Document Type: Review Article

Authors

1 Student Research Committee, Department of Midwifery and Reproductive Health, Nursing and Midwifery School, Mashhad University of Medical Science, Mashhad, Iran

2 Nuclear Medicine Research Center, Mashhad University of Medical Sciences, Mashhad, Iran

3 Evidence-Based Care Research Centre, Department of Midwifery, School of Nursing and Midwifery, Mashhad University of Medical Sciences, Mashhad, Iran.
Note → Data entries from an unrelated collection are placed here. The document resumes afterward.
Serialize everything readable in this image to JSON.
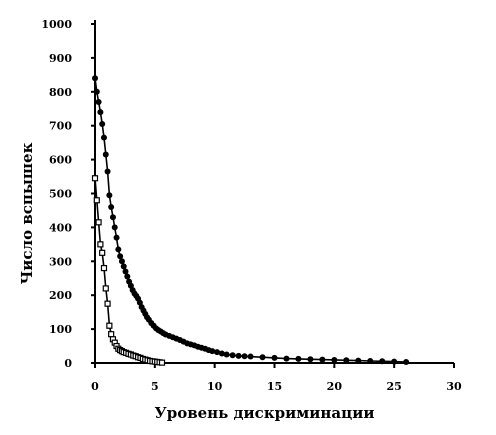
{
  "chart_data": {
    "type": "line",
    "title": "",
    "xlabel": "Уровень дискриминации",
    "ylabel": "Число вспышек",
    "xlim": [
      0,
      30
    ],
    "ylim": [
      0,
      1000
    ],
    "x_ticks": [
      "0",
      "5",
      "10",
      "15",
      "20",
      "25",
      "30"
    ],
    "y_ticks": [
      "0",
      "100",
      "200",
      "300",
      "400",
      "500",
      "600",
      "700",
      "800",
      "900",
      "1000"
    ],
    "grid": false,
    "legend": "none",
    "series": [
      {
        "marker": "filled-circle",
        "color": "#000000",
        "x": [
          0,
          0.15,
          0.3,
          0.45,
          0.6,
          0.75,
          0.9,
          1.05,
          1.2,
          1.35,
          1.5,
          1.65,
          1.8,
          1.95,
          2.1,
          2.25,
          2.4,
          2.55,
          2.7,
          2.85,
          3.0,
          3.15,
          3.3,
          3.45,
          3.6,
          3.75,
          3.9,
          4.05,
          4.2,
          4.35,
          4.5,
          4.7,
          4.9,
          5.1,
          5.3,
          5.5,
          5.7,
          5.9,
          6.2,
          6.5,
          6.8,
          7.1,
          7.4,
          7.7,
          8.0,
          8.3,
          8.6,
          8.9,
          9.2,
          9.5,
          9.8,
          10.2,
          10.6,
          11.0,
          11.5,
          12.0,
          12.5,
          13.0,
          14.0,
          15.0,
          16.0,
          17.0,
          18.0,
          19.0,
          20.0,
          21.0,
          22.0,
          23.0,
          24.0,
          25.0,
          26.0
        ],
        "y": [
          840,
          800,
          770,
          740,
          705,
          665,
          615,
          565,
          495,
          460,
          430,
          400,
          370,
          335,
          315,
          300,
          285,
          270,
          255,
          240,
          228,
          215,
          205,
          198,
          190,
          178,
          165,
          155,
          145,
          135,
          128,
          118,
          110,
          102,
          97,
          93,
          88,
          84,
          80,
          76,
          72,
          68,
          63,
          58,
          55,
          52,
          48,
          45,
          42,
          38,
          35,
          32,
          28,
          25,
          23,
          21,
          20,
          19,
          17,
          15,
          13,
          12,
          11,
          10,
          9,
          8,
          7,
          6,
          5,
          4,
          3
        ]
      },
      {
        "marker": "open-square",
        "color": "#000000",
        "x": [
          0,
          0.15,
          0.3,
          0.45,
          0.6,
          0.75,
          0.9,
          1.05,
          1.2,
          1.35,
          1.5,
          1.65,
          1.8,
          1.95,
          2.1,
          2.25,
          2.4,
          2.6,
          2.8,
          3.0,
          3.2,
          3.4,
          3.6,
          3.8,
          4.0,
          4.2,
          4.4,
          4.6,
          4.8,
          5.0,
          5.2,
          5.4,
          5.6
        ],
        "y": [
          545,
          480,
          415,
          350,
          325,
          280,
          220,
          175,
          110,
          85,
          70,
          60,
          50,
          42,
          38,
          35,
          32,
          30,
          27,
          25,
          22,
          20,
          17,
          15,
          12,
          10,
          8,
          6,
          5,
          4,
          3,
          2,
          1
        ]
      }
    ]
  }
}
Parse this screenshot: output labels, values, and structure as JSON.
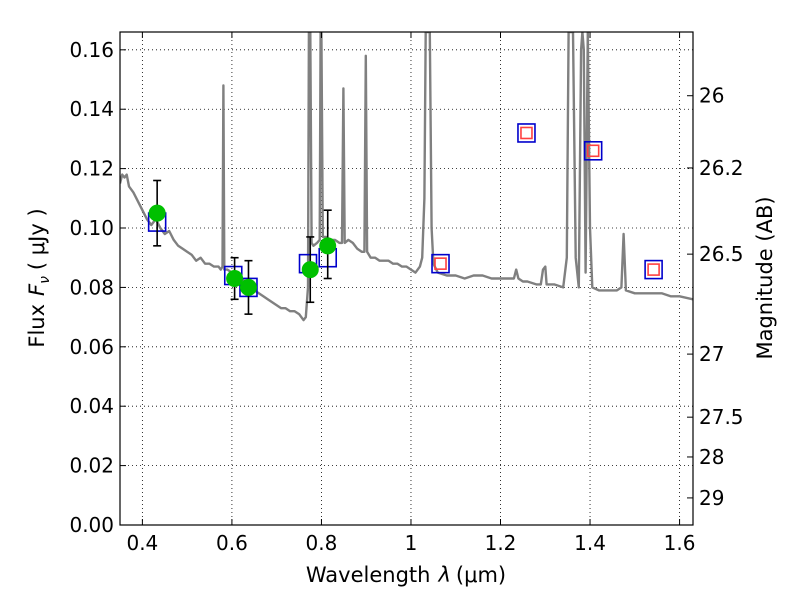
{
  "chart_data": {
    "type": "scatter",
    "xlabel_text": "Wavelength",
    "xlabel_symbol": "λ",
    "xlabel_unit": "(μm)",
    "ylabel_text": "Flux",
    "ylabel_symbol": "F",
    "ylabel_subscript": "ν",
    "ylabel_unit": "( μJy )",
    "y2label": "Magnitude (AB)",
    "xlim": [
      0.35,
      1.63
    ],
    "ylim": [
      0.0,
      0.166
    ],
    "grid": true,
    "xticks": [
      {
        "value": 0.4,
        "label": "0.4"
      },
      {
        "value": 0.6,
        "label": "0.6"
      },
      {
        "value": 0.8,
        "label": "0.8"
      },
      {
        "value": 1.0,
        "label": "1"
      },
      {
        "value": 1.2,
        "label": "1.2"
      },
      {
        "value": 1.4,
        "label": "1.4"
      },
      {
        "value": 1.6,
        "label": "1.6"
      }
    ],
    "yticks": [
      {
        "value": 0.0,
        "label": "0.00"
      },
      {
        "value": 0.02,
        "label": "0.02"
      },
      {
        "value": 0.04,
        "label": "0.04"
      },
      {
        "value": 0.06,
        "label": "0.06"
      },
      {
        "value": 0.08,
        "label": "0.08"
      },
      {
        "value": 0.1,
        "label": "0.10"
      },
      {
        "value": 0.12,
        "label": "0.12"
      },
      {
        "value": 0.14,
        "label": "0.14"
      },
      {
        "value": 0.16,
        "label": "0.16"
      }
    ],
    "y2ticks": [
      {
        "mag": 26,
        "label": "26"
      },
      {
        "mag": 26.2,
        "label": "26.2"
      },
      {
        "mag": 26.5,
        "label": "26.5"
      },
      {
        "mag": 27,
        "label": "27"
      },
      {
        "mag": 27.5,
        "label": "27.5"
      },
      {
        "mag": 28,
        "label": "28"
      },
      {
        "mag": 29,
        "label": "29"
      }
    ],
    "series": [
      {
        "kind": "model-spectrum",
        "color": "#808080",
        "points": [
          [
            0.35,
            0.115
          ],
          [
            0.355,
            0.118
          ],
          [
            0.36,
            0.117
          ],
          [
            0.365,
            0.118
          ],
          [
            0.37,
            0.114
          ],
          [
            0.38,
            0.112
          ],
          [
            0.39,
            0.109
          ],
          [
            0.4,
            0.106
          ],
          [
            0.41,
            0.103
          ],
          [
            0.42,
            0.101
          ],
          [
            0.43,
            0.103
          ],
          [
            0.44,
            0.1
          ],
          [
            0.45,
            0.098
          ],
          [
            0.46,
            0.099
          ],
          [
            0.47,
            0.096
          ],
          [
            0.48,
            0.094
          ],
          [
            0.49,
            0.093
          ],
          [
            0.5,
            0.092
          ],
          [
            0.51,
            0.091
          ],
          [
            0.52,
            0.089
          ],
          [
            0.53,
            0.09
          ],
          [
            0.54,
            0.088
          ],
          [
            0.55,
            0.088
          ],
          [
            0.56,
            0.087
          ],
          [
            0.57,
            0.087
          ],
          [
            0.575,
            0.086
          ],
          [
            0.579,
            0.087
          ],
          [
            0.581,
            0.148
          ],
          [
            0.583,
            0.086
          ],
          [
            0.59,
            0.086
          ],
          [
            0.6,
            0.085
          ],
          [
            0.61,
            0.084
          ],
          [
            0.62,
            0.083
          ],
          [
            0.63,
            0.082
          ],
          [
            0.64,
            0.081
          ],
          [
            0.65,
            0.079
          ],
          [
            0.66,
            0.078
          ],
          [
            0.67,
            0.077
          ],
          [
            0.68,
            0.076
          ],
          [
            0.69,
            0.075
          ],
          [
            0.7,
            0.074
          ],
          [
            0.71,
            0.073
          ],
          [
            0.72,
            0.073
          ],
          [
            0.73,
            0.072
          ],
          [
            0.74,
            0.072
          ],
          [
            0.75,
            0.071
          ],
          [
            0.76,
            0.069
          ],
          [
            0.765,
            0.07
          ],
          [
            0.77,
            0.08
          ],
          [
            0.772,
            0.166
          ],
          [
            0.775,
            0.166
          ],
          [
            0.778,
            0.095
          ],
          [
            0.782,
            0.094
          ],
          [
            0.79,
            0.095
          ],
          [
            0.796,
            0.096
          ],
          [
            0.798,
            0.166
          ],
          [
            0.8,
            0.166
          ],
          [
            0.803,
            0.097
          ],
          [
            0.81,
            0.097
          ],
          [
            0.82,
            0.096
          ],
          [
            0.83,
            0.096
          ],
          [
            0.84,
            0.095
          ],
          [
            0.846,
            0.095
          ],
          [
            0.849,
            0.147
          ],
          [
            0.852,
            0.095
          ],
          [
            0.86,
            0.096
          ],
          [
            0.87,
            0.095
          ],
          [
            0.88,
            0.093
          ],
          [
            0.89,
            0.092
          ],
          [
            0.896,
            0.092
          ],
          [
            0.899,
            0.158
          ],
          [
            0.902,
            0.092
          ],
          [
            0.91,
            0.09
          ],
          [
            0.92,
            0.09
          ],
          [
            0.93,
            0.089
          ],
          [
            0.94,
            0.089
          ],
          [
            0.95,
            0.089
          ],
          [
            0.96,
            0.088
          ],
          [
            0.97,
            0.088
          ],
          [
            0.98,
            0.087
          ],
          [
            0.99,
            0.087
          ],
          [
            1.0,
            0.086
          ],
          [
            1.01,
            0.085
          ],
          [
            1.02,
            0.087
          ],
          [
            1.025,
            0.09
          ],
          [
            1.03,
            0.11
          ],
          [
            1.033,
            0.166
          ],
          [
            1.042,
            0.166
          ],
          [
            1.046,
            0.1
          ],
          [
            1.05,
            0.088
          ],
          [
            1.06,
            0.085
          ],
          [
            1.08,
            0.084
          ],
          [
            1.1,
            0.084
          ],
          [
            1.12,
            0.083
          ],
          [
            1.14,
            0.084
          ],
          [
            1.16,
            0.084
          ],
          [
            1.18,
            0.083
          ],
          [
            1.2,
            0.083
          ],
          [
            1.22,
            0.083
          ],
          [
            1.23,
            0.083
          ],
          [
            1.235,
            0.086
          ],
          [
            1.24,
            0.083
          ],
          [
            1.25,
            0.082
          ],
          [
            1.26,
            0.082
          ],
          [
            1.28,
            0.081
          ],
          [
            1.29,
            0.081
          ],
          [
            1.295,
            0.086
          ],
          [
            1.3,
            0.087
          ],
          [
            1.303,
            0.081
          ],
          [
            1.32,
            0.081
          ],
          [
            1.34,
            0.08
          ],
          [
            1.348,
            0.09
          ],
          [
            1.352,
            0.166
          ],
          [
            1.362,
            0.166
          ],
          [
            1.368,
            0.09
          ],
          [
            1.375,
            0.08
          ],
          [
            1.38,
            0.16
          ],
          [
            1.383,
            0.166
          ],
          [
            1.386,
            0.16
          ],
          [
            1.39,
            0.085
          ],
          [
            1.395,
            0.166
          ],
          [
            1.4,
            0.1
          ],
          [
            1.405,
            0.08
          ],
          [
            1.42,
            0.079
          ],
          [
            1.44,
            0.079
          ],
          [
            1.46,
            0.079
          ],
          [
            1.47,
            0.08
          ],
          [
            1.475,
            0.098
          ],
          [
            1.48,
            0.079
          ],
          [
            1.5,
            0.078
          ],
          [
            1.52,
            0.078
          ],
          [
            1.54,
            0.078
          ],
          [
            1.56,
            0.078
          ],
          [
            1.58,
            0.077
          ],
          [
            1.6,
            0.077
          ],
          [
            1.63,
            0.076
          ]
        ]
      },
      {
        "kind": "observed",
        "marker": "circle",
        "color": "#00c000",
        "errorbar_color": "#000000",
        "points": [
          {
            "x": 0.433,
            "y": 0.105,
            "yerr_low": 0.011,
            "yerr_high": 0.011
          },
          {
            "x": 0.606,
            "y": 0.083,
            "yerr_low": 0.007,
            "yerr_high": 0.007
          },
          {
            "x": 0.637,
            "y": 0.08,
            "yerr_low": 0.009,
            "yerr_high": 0.009
          },
          {
            "x": 0.775,
            "y": 0.086,
            "yerr_low": 0.011,
            "yerr_high": 0.011
          },
          {
            "x": 0.814,
            "y": 0.094,
            "yerr_low": 0.011,
            "yerr_high": 0.012
          }
        ]
      },
      {
        "kind": "model-photometry",
        "marker": "square",
        "color": "#0000cc",
        "points": [
          {
            "x": 0.433,
            "y": 0.102
          },
          {
            "x": 0.603,
            "y": 0.084
          },
          {
            "x": 0.637,
            "y": 0.08
          },
          {
            "x": 0.77,
            "y": 0.088
          },
          {
            "x": 0.814,
            "y": 0.09
          },
          {
            "x": 1.066,
            "y": 0.088
          },
          {
            "x": 1.258,
            "y": 0.132
          },
          {
            "x": 1.407,
            "y": 0.126
          },
          {
            "x": 1.542,
            "y": 0.086
          }
        ]
      },
      {
        "kind": "upper-limit",
        "marker": "square",
        "color": "#ff4040",
        "points": [
          {
            "x": 1.066,
            "y": 0.088
          },
          {
            "x": 1.258,
            "y": 0.132
          },
          {
            "x": 1.407,
            "y": 0.126
          },
          {
            "x": 1.542,
            "y": 0.086
          }
        ]
      }
    ]
  }
}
4 Department of Midwifery, School of Nursing and Midwifery, Mashhad University of Medical Sciences, Mashhad, Iran

5 Department of community of Medicine, School of Medicine, Mashhad University of Medical Sciences, Mashhad, Iran

6 Department of Midwifery, Islamic Azad University, Firuzabad, Fars, Iran,

7 Department of Midwifery, School of Nursing and Midwifery, Mashhad University of Medical Sciences, Mashhad, Iran Mashhad, Iran

Abstract

Objectives: To critically evaluate the effect of red clover on hot flash, endometrial thickness, and hormones status in postmenopausal and peri- and post-menopausal women.
Materials and Methods: MEDLINE (1966 to July 2014), Scopus (1990 to July 2014), and the Cochrane Central Register of Controlled Trials (The Cochrane Library issue 1, 2014) were searched for published randomized controlled Trials (RCTs).
Results: Of 183 relevant publication trials, 11 RCTs met the inclusion criteria. The mean hot flashes frequency in red clover was lower than the control groups (MD -1.99; p=0.067). There was larger decrease in FSH (SMD -0.812; CI: -1.93 to 0.312; p=0.157) and SHBG (SMD -0.128; CI-0.425 to 0.170; P=0.4) in red clover group, compared with placebo, which was not however statistically significant. LH (SMD 0.144; CI-0.097 to 0.384, p=0.242), estradiol (SMD 0.240; CI-0.001 to 0.482, p=0.051), testosterone (MD 0.083; CI: -0.560 to 0.726; p=0.901), and endometrial thickness (SDM 0.022; CI: -0.380 to 0.424, p=0.915) showed greater increase in red clover, compared with placebo, although the effect of estradiol was only significant.
Conclusion: Red clover had a positive effect of alleviating hot flash in menopausal women. Our data, however, suggested very slight changes in FSH, LH, testosterone, and SHBG and significant effect in estrogen status by red clover consumption. However, the interpretation of results of the current study is limited due to methodological flaws of the included studies, menopause status, and large heterogeneity among them. Further trials are still needed to confirm the current finding.